La France attend un message d’espoir. Elle aspire à d’autres perspectives que celles diffusées par une pensée dominante avide de fatalisme et de résignation.
Le discours sur un prétendu déclin de la société française, justifiant toutes les régressions sociales, est devenu la norme. Le clivage entre le conservatisme et le progrès est escamoté
derrière des politiques, des mesures profondément réactionnaires que l’on appelle, par antiphrase, « réformes ». Le libéralisme économique atteint de nouvelles limites tout en
maintenant son hégémonie.
Dans cette situation il appartient aux socialistes de rompre avec ces orientations, de préparer l’avenir en réconciliant le pays avec le progrès.
Seule une gauche résolue et déterminée peut remettre la justice sociale au coeur de l’action politique, dépasser le modèle exclusif du libre-échange sans précaution et redonner du sens au
clivage gauche/droite.
Forger les idées et les outils de ces reconquêtes tel est bien l’enjeu du prochain Congrès du Parti Socialiste.

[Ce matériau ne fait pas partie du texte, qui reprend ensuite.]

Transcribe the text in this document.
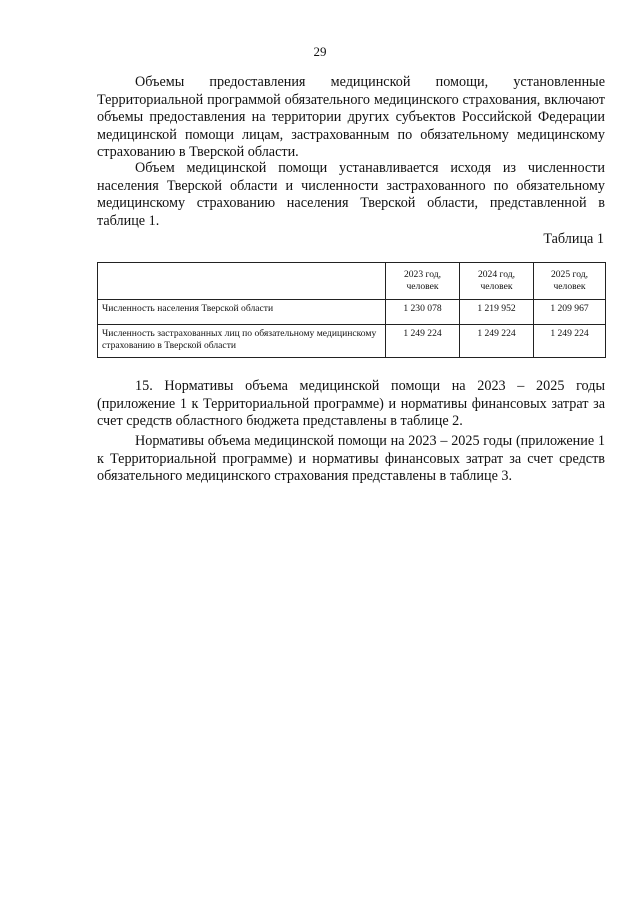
29

Объемы предоставления медицинской помощи, установленные Территориальной программой обязательного медицинского страхования, включают объемы предоставления на территории других субъектов Российской Федерации медицинской помощи лицам, застрахованным по обязательному медицинскому страхованию в Тверской области.

Объем медицинской помощи устанавливается исходя из численности населения Тверской области и численности застрахованного по обязательному медицинскому страхованию населения Тверской области, представленной в таблице 1.

Таблица 1
	2023 год, человек	2024 год, человек	2025 год, человек
Численность населения Тверской области	1 230 078	1 219 952	1 209 967
Численность застрахованных лиц по обязательному медицинскому страхованию в Тверской области	1 249 224	1 249 224	1 249 224

15. Нормативы объема медицинской помощи на 2023 – 2025 годы (приложение 1 к Территориальной программе) и нормативы финансовых затрат за счет средств областного бюджета представлены в таблице 2.

Нормативы объема медицинской помощи на 2023 – 2025 годы (приложение 1 к Территориальной программе) и нормативы финансовых затрат за счет средств обязательного медицинского страхования представлены в таблице 3.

La convergence et la coïncidence de quatre crises mondiales majeures (financière, alimentaire, énergétique, écologique) bouleversent les principes sur lesquels les sociétés occidentales
fondaient leur prospérité et leur développement. La mondialisation libérale, telle qu’elle a été imposée depuis les années 1980, s’essouffle. Son modèle économique montre des limites sérieuses
quant à sa capacité à répondre, non seulement à la réalité sociale, mais aussi aux nécessités de développement à l’échelle mondiale.
Nous assistons à un renversement de cycle et entrons dans le deuxième âge de la globalisation.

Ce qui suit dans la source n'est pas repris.